Of the many ethnic communities contributing to London's diverse culinary landscape, Bengalis are significant in both the size of the community and also it's own unqique history. Bengali is believed to be the second-most spoken language in London with over 70,000 native speakers residing in the city. The community itself traces its roots back to two countries of South Asia - the state of West Bengal in India, and Bangladesh to the east of the border. Quite naturally, Bengali cuisine, of both the Indian and Bangladeshi kinds (yes, there indeed are differences!) has found increasing popularity, not just within the community itself, but also amongst other Londoners and foreign travelers to the city. Here's taking a look at some of the most interesting and popular hotspots for Bengali food in London.
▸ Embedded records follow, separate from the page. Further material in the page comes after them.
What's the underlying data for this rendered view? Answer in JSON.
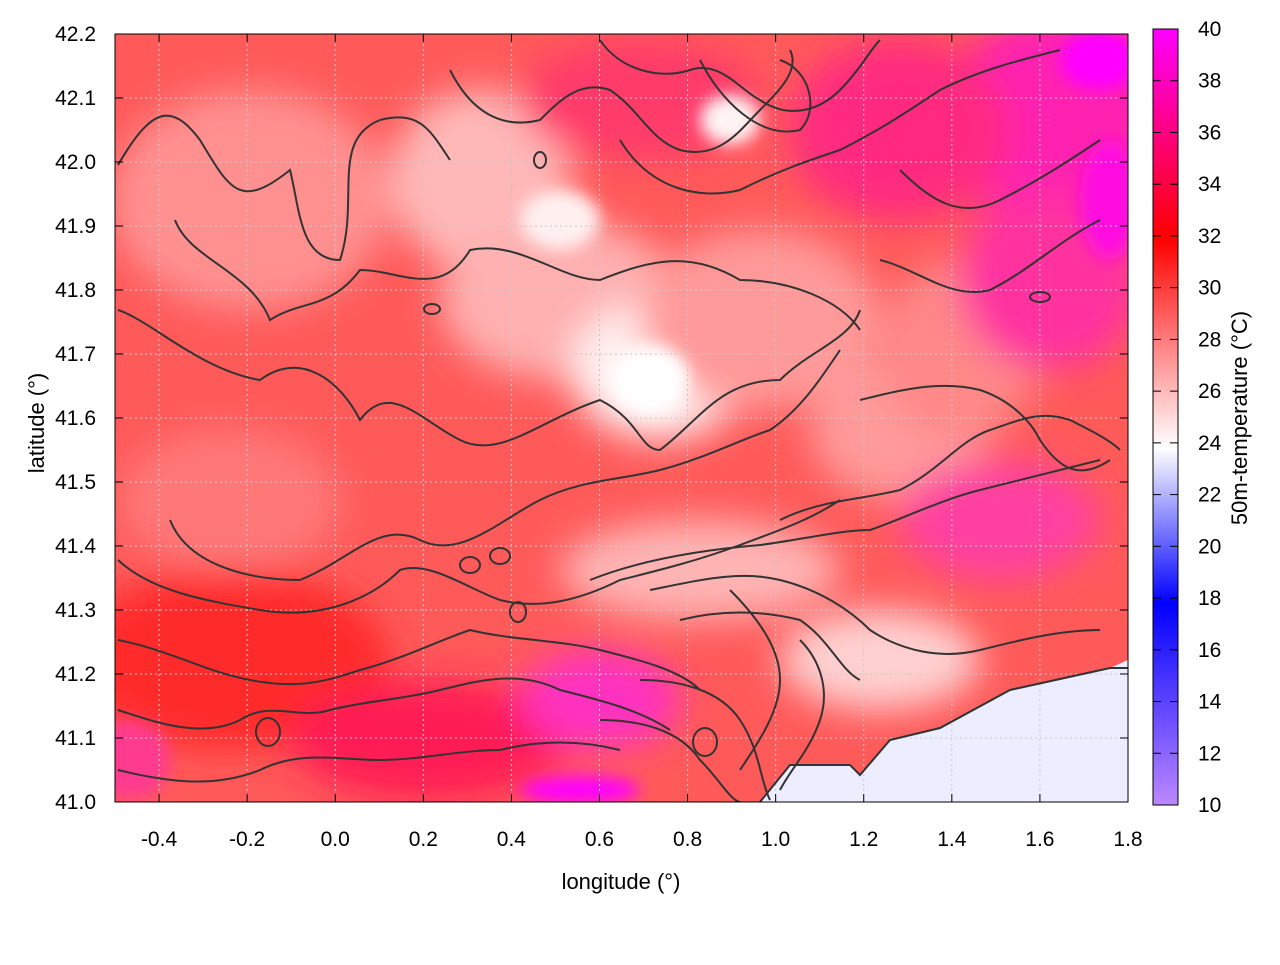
{
  "chart_data": {
    "type": "heatmap",
    "title": "",
    "xlabel": "longitude (°)",
    "ylabel": "latitude (°)",
    "xlim": [
      -0.5,
      1.8
    ],
    "ylim": [
      41.0,
      42.2
    ],
    "x_ticks": [
      "-0.4",
      "-0.2",
      "0.0",
      "0.2",
      "0.4",
      "0.6",
      "0.8",
      "1.0",
      "1.2",
      "1.4",
      "1.6",
      "1.8"
    ],
    "y_ticks": [
      "41.0",
      "41.1",
      "41.2",
      "41.3",
      "41.4",
      "41.5",
      "41.6",
      "41.7",
      "41.8",
      "41.9",
      "42.0",
      "42.1",
      "42.2"
    ],
    "grid": true,
    "colorbar": {
      "label": "50m-temperature (°C)",
      "range": [
        10,
        40
      ],
      "ticks": [
        "10",
        "12",
        "14",
        "16",
        "18",
        "20",
        "22",
        "24",
        "26",
        "28",
        "30",
        "32",
        "34",
        "36",
        "38",
        "40"
      ],
      "colors": [
        "#bb88ff",
        "#0000ff",
        "#ffffff",
        "#ff0000",
        "#ff00ff"
      ]
    },
    "field_description_regions": [
      {
        "name": "sea",
        "lon_range": [
          0.95,
          1.8
        ],
        "lat_range": [
          41.0,
          41.2
        ],
        "value": 24
      },
      {
        "name": "central-plateau-max-cool",
        "lon": 0.75,
        "lat": 41.68,
        "value": 25
      }
    ],
    "contour_color": "#333333"
  }
}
1. Graam Bangla, 68 Brick Lane - When it comes to Bengali food, Brick Lane is the spatial gift that keeps on giving, serving up mouth-watering mains and desserts, alongside equally exciting street food options! Samosas, bhortas, and dry fried dish platters bring alive the flavours of the streets of Bengal from both sides of the border right in the middle of East London, promising to transport visiting foodies on a culinary journey. 

2. Nanna's Biryiani Restaurant, 14 Whitechapel Road - A variation on a Persian pilaf, biriyani is a mixed rice and meat dish historically originating from Muslim communtities in South Asia. Nanna's Biriyani serves a variety of biryiani dishes pairing the rice with several meat, prawn, and fish options. Their menu also boasts of succulent, grilled, meat-falling-off-the-bone shammi and sheekh kebabs. 

3.  Chourangi, 3 Old Quebec Street - An ecelectic blend of traditional recipes with ingredients unique to Bengal revamped with a touch of modern culinary techniques, Chourangi offers a quintessentially fusion fine dining experience. The dessert menu featuring sweet treats such as baked sondesh tarts and pistachio sweetened milk cake dumplings is to die for!

4. Amar Gaon, 50 Brick Lane -  The nondescript-looking diner set up in 2011 by a Sylheti owner offers a delectable range of spicy fish and lamb curries, the traditional rice-and-meat-based biriyanis , and street food options like chaat and phuchka. At a convenient walking distance from Spitalfields market and the many vintage shops of Bricklane, its location is as much of a treat for its visitors as its fare is for their palettes. 

5. Kolapata, 222 Whitechapel Road - If homely meals served in a simple setting constitutes your idea of comfort dining, then Kolapata would be the place go. Starters like Prawn puris  and haleem (lentils cooked with minced meat) are their specialties alongside more popular Bengali curries, fried fish, and pilaf rice.